I note with approval the stainless steel all over the kitchen, and the presence of forks.
The food doesn’t look bad at all – lots of salads, some salmon, no gluten grains.
Locally, there does seem to be a paleo movement, but it seems to mean something different. For example, a website called PaleoHacks has this Q&A:
Q: I'm planning a trip with the girlfriend to Chicago in a week or so, and I'd love to find some paleo-friendly places to eat there.

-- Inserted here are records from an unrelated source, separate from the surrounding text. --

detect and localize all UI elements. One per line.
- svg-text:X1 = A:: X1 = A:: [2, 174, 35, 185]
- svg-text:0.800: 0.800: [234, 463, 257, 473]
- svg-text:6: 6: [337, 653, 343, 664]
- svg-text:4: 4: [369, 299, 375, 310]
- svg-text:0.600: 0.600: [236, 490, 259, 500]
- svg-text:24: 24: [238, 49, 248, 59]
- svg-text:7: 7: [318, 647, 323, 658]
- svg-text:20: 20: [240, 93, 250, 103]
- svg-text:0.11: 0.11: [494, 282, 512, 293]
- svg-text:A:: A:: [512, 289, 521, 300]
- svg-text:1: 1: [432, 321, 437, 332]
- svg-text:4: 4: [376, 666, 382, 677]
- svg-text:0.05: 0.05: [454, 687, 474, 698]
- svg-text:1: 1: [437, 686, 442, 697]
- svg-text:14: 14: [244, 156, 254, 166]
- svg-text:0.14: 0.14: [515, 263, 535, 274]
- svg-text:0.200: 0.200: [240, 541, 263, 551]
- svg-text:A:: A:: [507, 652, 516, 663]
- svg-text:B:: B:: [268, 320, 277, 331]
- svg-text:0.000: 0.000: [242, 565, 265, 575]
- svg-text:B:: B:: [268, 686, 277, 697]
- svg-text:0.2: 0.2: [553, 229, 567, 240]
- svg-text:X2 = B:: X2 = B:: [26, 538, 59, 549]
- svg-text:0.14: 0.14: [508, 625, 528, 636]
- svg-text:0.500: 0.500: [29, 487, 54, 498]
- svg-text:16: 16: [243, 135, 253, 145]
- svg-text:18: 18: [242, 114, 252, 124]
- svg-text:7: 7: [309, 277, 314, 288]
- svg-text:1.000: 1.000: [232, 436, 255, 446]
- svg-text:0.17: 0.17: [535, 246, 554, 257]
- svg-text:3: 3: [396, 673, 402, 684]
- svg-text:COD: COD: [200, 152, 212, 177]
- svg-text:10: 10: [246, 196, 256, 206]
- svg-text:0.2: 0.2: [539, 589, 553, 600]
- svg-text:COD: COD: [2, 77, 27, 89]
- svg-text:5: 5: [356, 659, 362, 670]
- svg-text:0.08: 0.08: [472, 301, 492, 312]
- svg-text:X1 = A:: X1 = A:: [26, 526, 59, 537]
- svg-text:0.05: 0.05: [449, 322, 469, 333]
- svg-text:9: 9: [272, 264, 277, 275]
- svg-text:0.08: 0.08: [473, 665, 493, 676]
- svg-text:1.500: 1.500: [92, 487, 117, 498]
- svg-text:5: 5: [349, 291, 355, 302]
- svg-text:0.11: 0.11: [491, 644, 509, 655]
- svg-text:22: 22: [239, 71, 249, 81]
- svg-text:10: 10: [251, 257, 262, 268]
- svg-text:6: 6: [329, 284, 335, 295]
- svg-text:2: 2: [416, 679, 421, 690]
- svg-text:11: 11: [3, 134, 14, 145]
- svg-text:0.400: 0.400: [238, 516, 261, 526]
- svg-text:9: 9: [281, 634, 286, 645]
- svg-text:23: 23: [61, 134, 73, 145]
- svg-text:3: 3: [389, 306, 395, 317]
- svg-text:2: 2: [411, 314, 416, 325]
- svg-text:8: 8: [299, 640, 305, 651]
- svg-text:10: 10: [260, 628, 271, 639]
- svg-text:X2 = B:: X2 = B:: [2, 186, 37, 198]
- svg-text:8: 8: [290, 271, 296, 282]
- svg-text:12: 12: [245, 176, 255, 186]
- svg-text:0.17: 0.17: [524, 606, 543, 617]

A: We have a few Brazilian steakhouses here. I have only been to Fogo de Chao http://www.fogodechao.com/ and it's excellent. I don't know where their meat comes from and when I am going out for a special dinner, I don't really worry about it. There is also Brazzaz, but I haven't been there. http://www.brazzaz.com/
I've wanted to try the french fries at Duck Fat Grill http://www.duckfatgrill.com/, but again, I've never been there. Not much on their menu looks extremely Paleo friendly.
Here is a list from urban spoon listed as gluten-free friendly.
I’ve eaten at Fogo de Chao, and it’s impossible for me to think of an evening dining at Fogo de Chao as an evening of healthy eating. They should have a cardiologist on staff.